The Youngstown Metropolitan Housing Authority's newest low-rent housing development, a 348-unit project, is being named the P.L. Strait Homes in honor of the authority's former director.
November 5, 1952: Gen. Dwight D. Eisenhower and Sen. John W. Bricker win smashing Republican victories in Ohio, but Democratic Gov. Frank J. Lausche bucks the trend to gain an unprecedented fourth term. In Mahoning County, Adlai Stevenson outpolls Eisenhower, 67,557 to 53,039.
Boardman Township voters turn down incorporation by a convincing margin, 5,967 to 1,654. Also rejected is a .75-mill levy for a swimming pool in Boardman Park and renewal of a 1.5-mill operating levy for the township.
Congressman Michael J. Kirwan does it again, wins his ninth consecutive term, swamping his latest Republican rival, Allen Russell, head of Russell Hardwood Floor Co. of Youngstown.

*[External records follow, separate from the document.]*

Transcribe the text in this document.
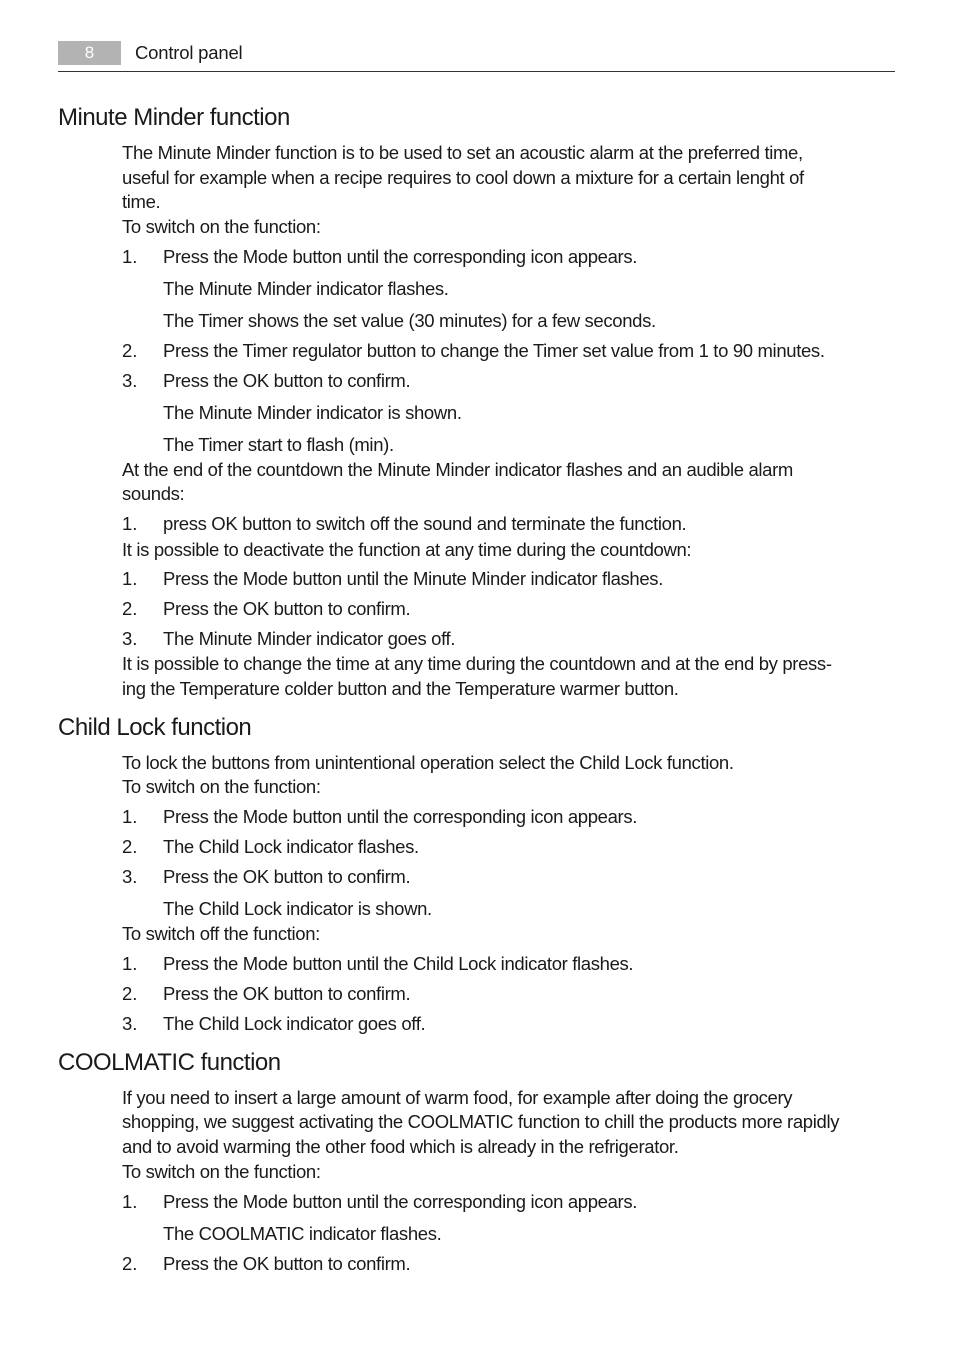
8	Control panel
Minute Minder function
The Minute Minder function is to be used to set an acoustic alarm at the preferred time,
useful for example when a recipe requires to cool down a mixture for a certain lenght of
time.
To switch on the function:
1. Press the Mode button until the corresponding icon appears.
The Minute Minder indicator flashes.
The Timer shows the set value (30 minutes) for a few seconds.
2. Press the Timer regulator button to change the Timer set value from 1 to 90 minutes.
3. Press the OK button to confirm.
The Minute Minder indicator is shown.
The Timer start to flash (min).
At the end of the countdown the Minute Minder indicator flashes and an audible alarm
sounds:
1. press OK button to switch off the sound and terminate the function.
It is possible to deactivate the function at any time during the countdown:
1. Press the Mode button until the Minute Minder indicator flashes.
2. Press the OK button to confirm.
3. The Minute Minder indicator goes off.
It is possible to change the time at any time during the countdown and at the end by press-
ing the Temperature colder button and the Temperature warmer button.
Child Lock function
To lock the buttons from unintentional operation select the Child Lock function.
To switch on the function:
1. Press the Mode button until the corresponding icon appears.
2. The Child Lock indicator flashes.
3. Press the OK button to confirm.
The Child Lock indicator is shown.
To switch off the function:
1. Press the Mode button until the Child Lock indicator flashes.
2. Press the OK button to confirm.
3. The Child Lock indicator goes off.
COOLMATIC function
If you need to insert a large amount of warm food, for example after doing the grocery
shopping, we suggest activating the COOLMATIC function to chill the products more rapidly
and to avoid warming the other food which is already in the refrigerator.
To switch on the function:
1. Press the Mode button until the corresponding icon appears.
The COOLMATIC indicator flashes.
2. Press the OK button to confirm.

November 5, 1927: An unidentified man in his early 20s is killed by an automobile in the Market St. bridge and the body is run over by a half dozen automobiles before it is realized that the object in the roadway is a man.
Franklin P. Erck, printing instructor at Rayen School, is named commander of Youngstown Post 15 of the American Legion.
Maj. Mario De Bernardi, Italian flying ace, attains a speed of more than 300 miles an hour in his hydroairplane during a test over the Venice-Lido course, smashing all existing records for speed.